Alles laten samenkomen in mijn werk: dat vind ik het leukste, en dat had ik in de kunsthumaniora volop kunnen doen. Ik was toen het meest geïnspireerd door werk van Michaël Borremans of Edward Hopper, dat mijn grootvader vele keren naschilderde. Toch maakte ik mezelf wijs dat Schilderkunst studeren zou betekenen dat ik alleen nog abstract of serieus zou mogen werken, en dus koos ik Illustratie, ook al had ik geen concrete ambitie om boeken te maken.

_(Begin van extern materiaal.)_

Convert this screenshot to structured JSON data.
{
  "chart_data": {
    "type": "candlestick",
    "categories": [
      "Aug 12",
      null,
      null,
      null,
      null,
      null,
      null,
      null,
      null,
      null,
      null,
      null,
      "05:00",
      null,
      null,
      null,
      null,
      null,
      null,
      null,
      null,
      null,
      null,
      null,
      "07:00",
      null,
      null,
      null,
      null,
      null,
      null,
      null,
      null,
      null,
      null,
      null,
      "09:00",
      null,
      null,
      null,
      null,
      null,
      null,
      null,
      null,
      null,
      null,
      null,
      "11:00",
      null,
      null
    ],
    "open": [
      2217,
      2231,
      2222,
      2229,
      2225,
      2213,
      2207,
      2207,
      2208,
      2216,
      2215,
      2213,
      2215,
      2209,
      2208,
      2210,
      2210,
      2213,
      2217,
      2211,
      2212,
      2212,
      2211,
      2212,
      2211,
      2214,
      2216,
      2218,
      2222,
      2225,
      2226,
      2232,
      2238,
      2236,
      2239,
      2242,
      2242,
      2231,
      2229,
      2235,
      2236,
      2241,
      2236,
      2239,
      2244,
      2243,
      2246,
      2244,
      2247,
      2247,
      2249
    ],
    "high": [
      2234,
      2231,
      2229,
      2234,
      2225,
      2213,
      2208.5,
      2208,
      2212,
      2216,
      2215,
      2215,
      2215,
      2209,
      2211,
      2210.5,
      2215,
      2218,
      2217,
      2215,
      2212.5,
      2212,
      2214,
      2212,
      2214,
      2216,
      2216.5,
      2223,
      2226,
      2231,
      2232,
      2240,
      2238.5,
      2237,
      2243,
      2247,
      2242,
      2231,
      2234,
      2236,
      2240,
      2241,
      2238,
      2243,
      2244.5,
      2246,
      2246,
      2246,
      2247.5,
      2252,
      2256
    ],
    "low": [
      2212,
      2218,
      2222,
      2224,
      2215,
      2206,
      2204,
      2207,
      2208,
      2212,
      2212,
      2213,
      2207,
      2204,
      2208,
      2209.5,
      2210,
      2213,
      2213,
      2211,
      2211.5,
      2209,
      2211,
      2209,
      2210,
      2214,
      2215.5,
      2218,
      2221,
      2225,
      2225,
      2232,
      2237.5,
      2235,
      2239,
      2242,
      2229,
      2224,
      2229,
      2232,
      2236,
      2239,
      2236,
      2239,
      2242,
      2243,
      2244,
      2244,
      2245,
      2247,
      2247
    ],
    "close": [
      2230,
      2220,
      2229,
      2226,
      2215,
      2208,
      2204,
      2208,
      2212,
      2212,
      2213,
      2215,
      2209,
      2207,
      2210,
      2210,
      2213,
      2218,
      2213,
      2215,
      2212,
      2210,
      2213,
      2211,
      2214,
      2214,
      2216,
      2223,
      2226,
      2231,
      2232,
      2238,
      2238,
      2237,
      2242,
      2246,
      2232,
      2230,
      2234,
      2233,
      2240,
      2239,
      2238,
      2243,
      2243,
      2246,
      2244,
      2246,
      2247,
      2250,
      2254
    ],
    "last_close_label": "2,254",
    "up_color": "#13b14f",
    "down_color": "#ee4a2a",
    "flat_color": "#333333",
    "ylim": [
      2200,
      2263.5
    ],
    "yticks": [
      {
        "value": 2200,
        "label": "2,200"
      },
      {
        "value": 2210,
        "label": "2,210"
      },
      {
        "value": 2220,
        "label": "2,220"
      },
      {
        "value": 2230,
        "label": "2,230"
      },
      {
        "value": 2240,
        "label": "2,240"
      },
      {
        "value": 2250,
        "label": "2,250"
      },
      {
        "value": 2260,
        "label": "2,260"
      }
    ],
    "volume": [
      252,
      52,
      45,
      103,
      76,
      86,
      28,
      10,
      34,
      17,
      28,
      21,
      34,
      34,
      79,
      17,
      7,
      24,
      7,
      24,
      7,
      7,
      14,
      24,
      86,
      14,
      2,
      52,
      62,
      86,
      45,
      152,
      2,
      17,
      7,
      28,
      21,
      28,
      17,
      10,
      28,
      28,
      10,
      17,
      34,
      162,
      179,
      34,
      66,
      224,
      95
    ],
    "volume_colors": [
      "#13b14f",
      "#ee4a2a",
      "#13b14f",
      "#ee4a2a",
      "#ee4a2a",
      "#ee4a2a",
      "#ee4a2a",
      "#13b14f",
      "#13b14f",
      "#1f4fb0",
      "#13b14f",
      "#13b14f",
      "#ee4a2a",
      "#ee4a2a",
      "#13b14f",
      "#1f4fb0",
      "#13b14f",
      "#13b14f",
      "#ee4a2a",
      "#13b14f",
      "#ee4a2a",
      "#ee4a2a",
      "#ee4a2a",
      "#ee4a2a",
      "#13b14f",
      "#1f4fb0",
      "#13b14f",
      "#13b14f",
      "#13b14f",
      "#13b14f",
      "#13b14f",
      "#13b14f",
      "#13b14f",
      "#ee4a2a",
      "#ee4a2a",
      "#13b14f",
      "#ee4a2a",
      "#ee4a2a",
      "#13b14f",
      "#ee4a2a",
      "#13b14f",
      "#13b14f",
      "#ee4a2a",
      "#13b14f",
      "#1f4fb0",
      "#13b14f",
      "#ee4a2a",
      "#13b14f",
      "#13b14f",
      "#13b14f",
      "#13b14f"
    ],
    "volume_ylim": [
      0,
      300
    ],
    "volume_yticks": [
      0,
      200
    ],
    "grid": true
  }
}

Mijn eindexamen, tien jaar geleden, vergeet ik nooit, want Joris Ghekiere, de aimabel ogende docent schilderkunde die mee had gejureerd, was enthousiast over mijn werk. Maar hij zei: “En als je dit nu eens schilderde? Dit zou ook autonoom werk kunnen zijn.” Dat terloopse advies zette mijn wereld op z’n kop. Voor het eerst werd schilderen een reële optie, maar – superverwarrend – min of meer tegelijk werd mijn debuut bekroond en kreeg ik opdrachten van The New York Times en andere straffe media. Jarenlang ging alles vanzelf, en het leek ridicuul of arrogant om zulke kansen niet te grijpen.
Een vriend waarschuwde me dat ik over tien jaar ofwel bevrijd zou zijn, ofwel doodongelukkig omdat ik kansen had laten schieten.
Tot ik minder en minder mijn ei kwijt kon in die dwingende beeld-bij-tekstcontext. Ik snakte ernaar niet langer digitaal, maar analoog, met mijn handen te werken. Vijf jaar geleden was ik zo gefrustreerd dat ik abrupt besliste om niets meer in opdracht, maar alleen nog mijn zin te doen: schilderen, in ’t groot! Een goede vriend waarschuwde me dat ik over tien jaar ofwel bevrijd zou zijn, ofwel doodongelukkig omdat ik die stroom aan kansen had laten schieten. Maar ik dacht koppig: fuck it.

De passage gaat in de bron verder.